06/05/2017 17:18
LAROMA24.IT (Mirko Bussi) – To win. Ganar. Vincere. Qualunque delle lingue parlate a Trigoria riconduce lì. Vincere. Perché al di là delle innegabili emozioni donate da un percorso, sarà soltanto il primo a godere dell’orgasmo. Vincere. Un verbo che è deflagrato dentro la Roma per voce e pensiero di chi l’allena, disposto a sacrificare se stesso perché “o vinco o vado a casa”. Vincere. Un desiderio, poi un obiettivo fino a farne un’ossessione, Luciano Spalletti si è immolato tra l’eroico e lo sciocco ma ha tracciato un solco: qui si viene per vincere.
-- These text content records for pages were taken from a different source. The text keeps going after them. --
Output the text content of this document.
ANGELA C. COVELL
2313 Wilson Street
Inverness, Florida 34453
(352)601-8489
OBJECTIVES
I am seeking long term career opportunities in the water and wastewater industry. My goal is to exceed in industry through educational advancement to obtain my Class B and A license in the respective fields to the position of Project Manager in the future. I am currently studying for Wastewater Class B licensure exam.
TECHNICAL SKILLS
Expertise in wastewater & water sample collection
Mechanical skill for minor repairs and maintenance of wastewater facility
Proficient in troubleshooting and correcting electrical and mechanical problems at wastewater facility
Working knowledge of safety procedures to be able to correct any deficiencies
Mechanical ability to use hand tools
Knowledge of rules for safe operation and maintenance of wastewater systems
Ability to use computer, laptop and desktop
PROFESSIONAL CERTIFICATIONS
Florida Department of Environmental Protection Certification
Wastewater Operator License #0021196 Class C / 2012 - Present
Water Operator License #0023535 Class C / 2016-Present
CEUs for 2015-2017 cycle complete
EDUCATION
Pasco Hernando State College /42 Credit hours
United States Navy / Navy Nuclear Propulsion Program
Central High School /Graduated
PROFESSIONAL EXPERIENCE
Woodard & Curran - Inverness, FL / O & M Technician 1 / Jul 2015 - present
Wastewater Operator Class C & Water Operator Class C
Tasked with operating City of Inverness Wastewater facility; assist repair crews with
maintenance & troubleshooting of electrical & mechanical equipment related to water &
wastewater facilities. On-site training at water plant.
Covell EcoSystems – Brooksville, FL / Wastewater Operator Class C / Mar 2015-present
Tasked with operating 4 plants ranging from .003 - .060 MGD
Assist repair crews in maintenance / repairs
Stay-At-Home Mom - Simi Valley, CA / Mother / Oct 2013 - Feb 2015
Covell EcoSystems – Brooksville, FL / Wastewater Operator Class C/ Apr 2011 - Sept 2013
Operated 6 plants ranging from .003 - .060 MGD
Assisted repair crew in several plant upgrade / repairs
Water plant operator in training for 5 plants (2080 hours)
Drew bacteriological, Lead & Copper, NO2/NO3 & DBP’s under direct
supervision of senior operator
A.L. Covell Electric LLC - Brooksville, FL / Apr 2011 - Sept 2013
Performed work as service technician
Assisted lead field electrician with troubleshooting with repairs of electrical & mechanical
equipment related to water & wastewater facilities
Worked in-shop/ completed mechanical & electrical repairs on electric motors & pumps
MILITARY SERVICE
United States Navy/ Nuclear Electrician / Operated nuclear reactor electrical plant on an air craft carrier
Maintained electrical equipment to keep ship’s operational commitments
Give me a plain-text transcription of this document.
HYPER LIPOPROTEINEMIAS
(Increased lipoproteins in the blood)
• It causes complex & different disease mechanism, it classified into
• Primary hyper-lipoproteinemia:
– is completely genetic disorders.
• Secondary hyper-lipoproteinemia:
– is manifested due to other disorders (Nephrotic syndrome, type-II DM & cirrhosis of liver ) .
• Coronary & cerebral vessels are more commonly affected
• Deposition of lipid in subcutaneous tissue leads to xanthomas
E il progetto? Vincere.
L’affinità mentale con l’uomo nuovo della Roma impiega 20 minuti a manifestarsi. Al lordo di traduzioni e presentazioni, Monchi sfodera il verbo “ganar” dopo i primi 4 scambi verbali in conferenza stampa. Un po’ come nelle iniziali fasi di studio di una partita, scoccato il 20’ di gioco, il direttore sportivo riceve l’assist dalla platea che indica la bacheca ormai impolverata, lo controlla sapientemente ricordando i principi fondamentali (“trabajo”, lavoro), effettua una finta ad effetto (“I tifosi della Roma meritano di avverare i loro sogni”) quindi traccia la traiettoria della parabola mentalmente (“Il mio compito sarà di unire tutti per raggiungere l’obiettivo”), prima di impattare il pallone con “Sarà il primo passo per iniziare a vincere”. Vincere.
VINCERE - Ciò che ha perseguitato il suo predecessore, “l’idea di non aver vinto” come raccontato in punto di morte, romanista s’intende, Walter Sabatini, ha ancora il profumo inebriante del desiderio per Monchi. Che quando viene chiamato a raccontare del “metodo Siviglia”, dribbla rapidamente le plusvalenze per incornare con questo stacco: “Quello che ha reso buono il lavoro al Siviglia sono i successi sportivi”. Vincere. “E qui utilizzeremo la strategia più idonea per raggiungere risultati”, per ricordare che sul navigatore c’è impostata una sola destinazione: le vittorie, quelle definitive. Record, plusvalenze, dvd celebrativi e simili potranno essere ammirati dal finestrino o conteggiati una volta giunti alla meta. Perché ogni teoria è costretta a chinarsi di fronte a chi ha vinto: è soltanto nell’immagine che ritrae la bacheca del prima e dopo Monchi al Siviglia che c’è racchiuso il motivo della sua gloria.
VINCERE - Preso possesso della sfera di Trigoria, Monchi fissa lo sguardo sull’interlocutore e s’ingigantisce per la serietà domandando: “Credi che sia venuto qui per non vincere? Ho lasciato la mia casa eh…” ricorda oscillando la testa per conferire maggior eco alle sue parole. Qui per vincere. Vincere. L’animo agonista allenta il nodo della cravatta e mette a dura resistenza i bottoni della camicia che ne rappresentavano lo scudo formale, prima di giungere al climax della sua prima uscita verbale: “Non abbiamo il cartello con scritto ‘si vende’, c’è scritto ‘se gana’”. Si vince. E il consiglio è di ripassare lo sguardo famelico con cui accompagna la frase per ottenere maggiori delucidazioni a riguardo. (GUARDA IL VIDEO, MINUTO 42,30)
E allora il “senso estetico” capirà ma la ricerca dei giocatori, adesso, passa per una valutazione fondamentale: “La fame di vincere”, quella che dichiara Monchi nella risposta dedicata a Kessie. Affinché la rivoluzione culturale si compia davvero: vincere.